Last week, The Pew Internet and American Life Project released this year's "The Future of the Internet IV" its fourth look at how the Internet is changing our daily lives. The organizers asked some 900 or so smart thinkers, industry pros and academic leaders the following questions: * Will Google make us stupid?
* Will the internet enhance or detract from reading, writing, and rendering of knowledge?
* Is the next wave of innovation in technology, gadgets, and applications pretty clear now, or will the most interesting developments between now and 2020 come “out of the blue”?
* Will the end-to-end principle of the internet still prevail in 10 years, or will there be more control of access to information?
* Will it be possible to be anonymous online or not by the end of the decade?
Some of the surveyed responses to the questions help form the Pew report. Here's a sampling.
* Will Google make us stupid?
"What the Net does is shift the emphasis of our intelligence, away from what might be called a meditative or contemplative intelligence and more toward what might be called a utilitarian intelligence. The price of zipping among lots of bits of information is a loss of depth in our thinking." - Nicolas Carr
* Will the internet enhance or detract from reading, writing, and rendering of knowledge?
"We are currently transitioning from reading mainly on paper to reading mainly on screens. As we do so, most of us read MORE, in terms of quantity (word count), but more promiscuously and in shorter intervals and with less dedication. As these habits take root, they corrupt our willingness to commit to long texts, as found in books or essays. We will be less patient and less able to concentrate on long-form texts. This will result in a resurgence of short-form texts and story-telling, in ‘Haiku-culture’ replacing ‘book-culture.’" – Andreas Kluth, writer, Economist magazine
* Is the next wave of innovation in technology, gadgets, and applications pretty clear now, or will the most interesting developments between now and 2020 come “out of the blue”?
"For me augmented reality has to be the future for 2020, together with it's close cousin the internet of things. I think that these two will grow up together over the coming years, and slowly creep more and more into our daily lives as more and more devices become web enabled, and the ability to connect to the web becomes ubiquitous. It will become commonplace to be able to overlay reviews of a product simply by pointing a screen at it, or check the weather forecast by pointing your phone at the sky." – Rich Osborne, Web Innovation Officer, University of Exeter
* Will the end-to-end principle of the internet still prevail in 10 years, or will there be more control of access to information?
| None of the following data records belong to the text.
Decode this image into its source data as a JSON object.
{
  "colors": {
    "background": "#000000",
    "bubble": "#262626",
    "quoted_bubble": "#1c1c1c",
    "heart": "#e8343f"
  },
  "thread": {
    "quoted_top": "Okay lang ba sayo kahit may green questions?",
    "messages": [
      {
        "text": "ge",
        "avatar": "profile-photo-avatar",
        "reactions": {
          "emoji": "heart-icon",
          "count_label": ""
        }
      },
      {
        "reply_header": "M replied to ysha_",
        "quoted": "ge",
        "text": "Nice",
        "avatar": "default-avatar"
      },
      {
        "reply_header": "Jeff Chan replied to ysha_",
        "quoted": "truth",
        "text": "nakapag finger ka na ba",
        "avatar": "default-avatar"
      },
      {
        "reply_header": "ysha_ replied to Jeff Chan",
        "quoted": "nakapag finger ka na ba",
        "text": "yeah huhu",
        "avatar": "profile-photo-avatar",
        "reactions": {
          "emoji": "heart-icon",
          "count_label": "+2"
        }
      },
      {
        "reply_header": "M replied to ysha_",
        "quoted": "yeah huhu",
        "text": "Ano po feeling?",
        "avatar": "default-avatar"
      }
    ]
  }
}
"This will be an ongoing debate, particularly when traditional organizations see the Internet encroaching on their legitimacy and relevance in the Internet Age. These groups will flail around to protect their business models and perceived relevance, but there will be equally powerful capabilities emerging from the Internet community that will break through/counter those new controls/restrictions on the flows of information." -- Richard Forno, Software Engineering Institute, Carnegie Mellon University
* Will it be possible to be anonymous online or not by the end of the decade?
"The key here is ‘publicly disclosing’ -- that is, folks can maintain anonymity in the basic sense, but there will be more technical ways to identify the user, even by associations and patterns as well as IP. That is, folks will continue to be able to choose to post things anonymously -- more accurately, via pseudonym, where they have an ongoing identity, but not their identifiable real self -- but there will also be more systems requiring identification." -- Ron Rice, University of California, Santa Barbara
The Pew Research Center’s Internet & American Life Project produces reports exploring the impact of the Internet on families, communities, work and home, daily life, education, health care, and civic and political life. The Project aims to be an authoritative source on the evolution of the Internet through surveys that examine how Americans use the Internet and how their activities affect their lives. Always a good read.